Executive Order review – hostile environment hits Brazil in chillingly believable dystopia

Executive Order review – hostile environment hits Brazil in chillingly believable dystopia

Lázaro Ramos’s debut, in which a hardline government issues orders to deport Brazil’s Black population to Africa, moves from satire to survivalism

A chilling believability creeps into this dystopian debut from actor-turned-director Lázaro Ramos that’s hard to shake off. It’s set sometime in the near future, where a hardline government in Brazil issues an order to deport the country’s entire Black population “back to Africa”. What’s so unnerving is that the order is the latest in a series of policies to make Brazil a hostile environment for people of colour – and these policies don’t feel a million miles from reality (from say the Windrush scandal or asylum-seeker flights to Rwanda, Trump’s wall or Jair Bolsonaro’s racism).

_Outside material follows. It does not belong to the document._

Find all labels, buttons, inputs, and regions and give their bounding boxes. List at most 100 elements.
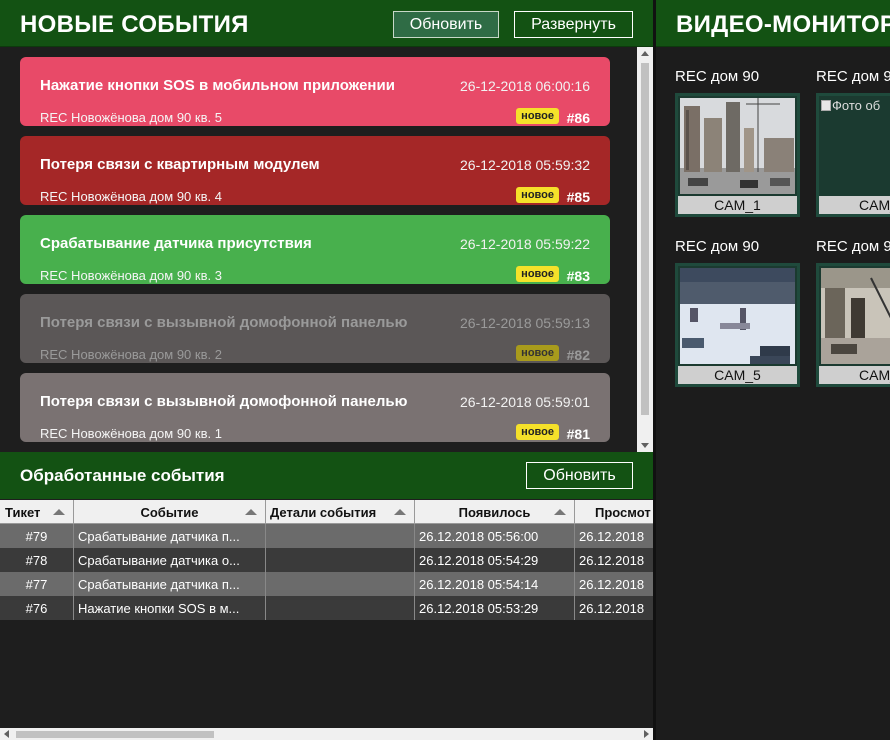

It begins in satirical mode. Antônio (Alfred Enoch) is a thoughtful young human rights lawyer filing injunction after injunction against a new government department. This is the Ministry of Return, which has introduced a voluntary scheme offering Black people a one-way ticket to an African country of their choice. (The script is vague on immigration arrangements with African nations – and it’s let down in a few other places by haziness and implausibility.) Ramos sends up the stupidity of this racist policy in a sequence of funny interviews with would-be volunteers. Lawyer Antônio, worried but with no clue of the chaos to come, tells his wife, hospital doctor Capitu (Taís Araújo), that if it all kicks off, they should meet back at their apartment.

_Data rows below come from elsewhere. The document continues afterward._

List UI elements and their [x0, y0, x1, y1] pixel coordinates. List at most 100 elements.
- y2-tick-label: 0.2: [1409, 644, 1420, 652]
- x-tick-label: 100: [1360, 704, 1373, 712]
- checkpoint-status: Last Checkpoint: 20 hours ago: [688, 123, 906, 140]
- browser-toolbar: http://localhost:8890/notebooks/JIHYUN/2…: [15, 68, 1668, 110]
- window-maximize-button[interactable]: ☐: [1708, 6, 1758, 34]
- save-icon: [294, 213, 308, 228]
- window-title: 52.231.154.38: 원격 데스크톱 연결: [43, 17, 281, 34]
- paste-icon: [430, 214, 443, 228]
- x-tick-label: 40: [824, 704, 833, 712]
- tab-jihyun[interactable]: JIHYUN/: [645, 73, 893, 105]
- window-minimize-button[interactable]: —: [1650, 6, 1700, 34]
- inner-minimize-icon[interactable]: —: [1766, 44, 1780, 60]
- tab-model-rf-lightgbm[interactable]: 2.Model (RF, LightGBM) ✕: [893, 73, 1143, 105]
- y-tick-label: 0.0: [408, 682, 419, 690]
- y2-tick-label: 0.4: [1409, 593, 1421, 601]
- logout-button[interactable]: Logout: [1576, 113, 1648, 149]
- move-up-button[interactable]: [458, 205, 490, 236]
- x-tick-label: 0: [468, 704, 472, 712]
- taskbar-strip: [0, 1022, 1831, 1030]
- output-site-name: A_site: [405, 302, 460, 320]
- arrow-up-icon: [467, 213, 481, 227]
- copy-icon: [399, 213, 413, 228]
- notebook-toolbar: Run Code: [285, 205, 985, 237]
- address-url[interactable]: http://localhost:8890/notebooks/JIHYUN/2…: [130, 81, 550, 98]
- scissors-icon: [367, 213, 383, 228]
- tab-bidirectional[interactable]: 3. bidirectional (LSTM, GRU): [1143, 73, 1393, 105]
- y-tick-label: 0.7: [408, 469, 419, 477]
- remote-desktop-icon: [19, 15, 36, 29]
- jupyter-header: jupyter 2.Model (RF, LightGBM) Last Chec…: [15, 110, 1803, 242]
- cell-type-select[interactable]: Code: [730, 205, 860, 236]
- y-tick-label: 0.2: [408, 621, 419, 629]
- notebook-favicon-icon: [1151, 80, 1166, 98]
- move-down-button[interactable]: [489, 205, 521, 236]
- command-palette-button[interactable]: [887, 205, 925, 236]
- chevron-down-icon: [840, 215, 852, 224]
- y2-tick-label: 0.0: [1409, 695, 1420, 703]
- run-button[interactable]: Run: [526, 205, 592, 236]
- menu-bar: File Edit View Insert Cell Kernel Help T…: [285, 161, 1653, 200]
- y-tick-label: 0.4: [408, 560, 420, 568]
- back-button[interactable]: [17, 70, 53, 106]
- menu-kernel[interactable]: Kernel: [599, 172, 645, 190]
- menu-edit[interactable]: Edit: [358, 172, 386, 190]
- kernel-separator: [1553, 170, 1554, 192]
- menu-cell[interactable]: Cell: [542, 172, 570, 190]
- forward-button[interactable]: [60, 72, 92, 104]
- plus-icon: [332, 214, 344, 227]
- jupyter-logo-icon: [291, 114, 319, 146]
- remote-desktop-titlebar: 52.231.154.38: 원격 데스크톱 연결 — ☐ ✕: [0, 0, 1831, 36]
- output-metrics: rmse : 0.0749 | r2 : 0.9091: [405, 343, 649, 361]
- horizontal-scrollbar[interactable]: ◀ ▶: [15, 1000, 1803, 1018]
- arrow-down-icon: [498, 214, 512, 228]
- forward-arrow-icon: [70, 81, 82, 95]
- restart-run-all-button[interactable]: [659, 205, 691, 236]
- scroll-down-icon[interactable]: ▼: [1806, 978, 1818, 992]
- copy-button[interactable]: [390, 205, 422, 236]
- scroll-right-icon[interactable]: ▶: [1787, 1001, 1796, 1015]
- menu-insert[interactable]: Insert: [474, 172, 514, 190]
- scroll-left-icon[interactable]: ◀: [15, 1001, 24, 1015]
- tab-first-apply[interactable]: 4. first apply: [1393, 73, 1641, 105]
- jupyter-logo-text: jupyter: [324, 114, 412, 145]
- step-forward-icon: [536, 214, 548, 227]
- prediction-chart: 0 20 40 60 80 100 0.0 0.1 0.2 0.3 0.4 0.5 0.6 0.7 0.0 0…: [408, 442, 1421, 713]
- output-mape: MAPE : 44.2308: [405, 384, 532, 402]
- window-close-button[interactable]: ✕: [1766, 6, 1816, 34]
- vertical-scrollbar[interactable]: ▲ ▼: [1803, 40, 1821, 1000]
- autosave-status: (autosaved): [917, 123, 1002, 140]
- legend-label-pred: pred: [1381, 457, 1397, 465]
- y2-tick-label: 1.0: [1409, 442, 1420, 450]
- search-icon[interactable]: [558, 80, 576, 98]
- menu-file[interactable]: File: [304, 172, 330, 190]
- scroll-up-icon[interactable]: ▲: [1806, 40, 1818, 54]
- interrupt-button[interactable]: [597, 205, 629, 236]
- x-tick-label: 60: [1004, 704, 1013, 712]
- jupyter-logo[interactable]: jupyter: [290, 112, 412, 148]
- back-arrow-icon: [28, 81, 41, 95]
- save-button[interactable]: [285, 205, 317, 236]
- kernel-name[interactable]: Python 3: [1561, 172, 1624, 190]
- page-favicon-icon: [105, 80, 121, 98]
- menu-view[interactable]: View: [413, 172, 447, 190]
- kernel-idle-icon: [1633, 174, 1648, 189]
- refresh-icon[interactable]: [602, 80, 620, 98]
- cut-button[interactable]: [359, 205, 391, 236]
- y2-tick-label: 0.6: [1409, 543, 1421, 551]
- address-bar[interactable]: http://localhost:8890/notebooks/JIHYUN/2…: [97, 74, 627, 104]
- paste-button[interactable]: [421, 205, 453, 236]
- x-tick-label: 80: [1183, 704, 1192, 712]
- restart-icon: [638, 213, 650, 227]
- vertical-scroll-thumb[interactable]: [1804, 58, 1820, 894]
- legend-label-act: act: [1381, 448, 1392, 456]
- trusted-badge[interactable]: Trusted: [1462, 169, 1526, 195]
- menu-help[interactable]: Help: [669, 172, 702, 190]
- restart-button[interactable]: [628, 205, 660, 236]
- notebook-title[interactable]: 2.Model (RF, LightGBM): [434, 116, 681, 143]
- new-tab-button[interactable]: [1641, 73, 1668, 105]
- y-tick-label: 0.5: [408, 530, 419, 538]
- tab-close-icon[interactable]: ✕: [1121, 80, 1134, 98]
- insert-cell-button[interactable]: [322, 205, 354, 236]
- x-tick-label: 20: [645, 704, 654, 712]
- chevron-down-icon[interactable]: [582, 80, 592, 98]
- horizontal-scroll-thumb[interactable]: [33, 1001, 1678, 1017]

The film shifts into survival movie mode as the government orders compulsory deportation. As squads of baton-wielding, taser-carrying military police hit the streets rounding up Black people, Antônio and his cousin André (Seu Jorge) hole up in Antônio’s apartment. Capitu takes refuge in an “Afro-Bunker”, one of a network of secret underground communities. What’s so terrifying about the film is how convincingly Ramos paints the fragility of rights: a few steps is all it takes. As one character observes: “Do we see history as it’s happening?”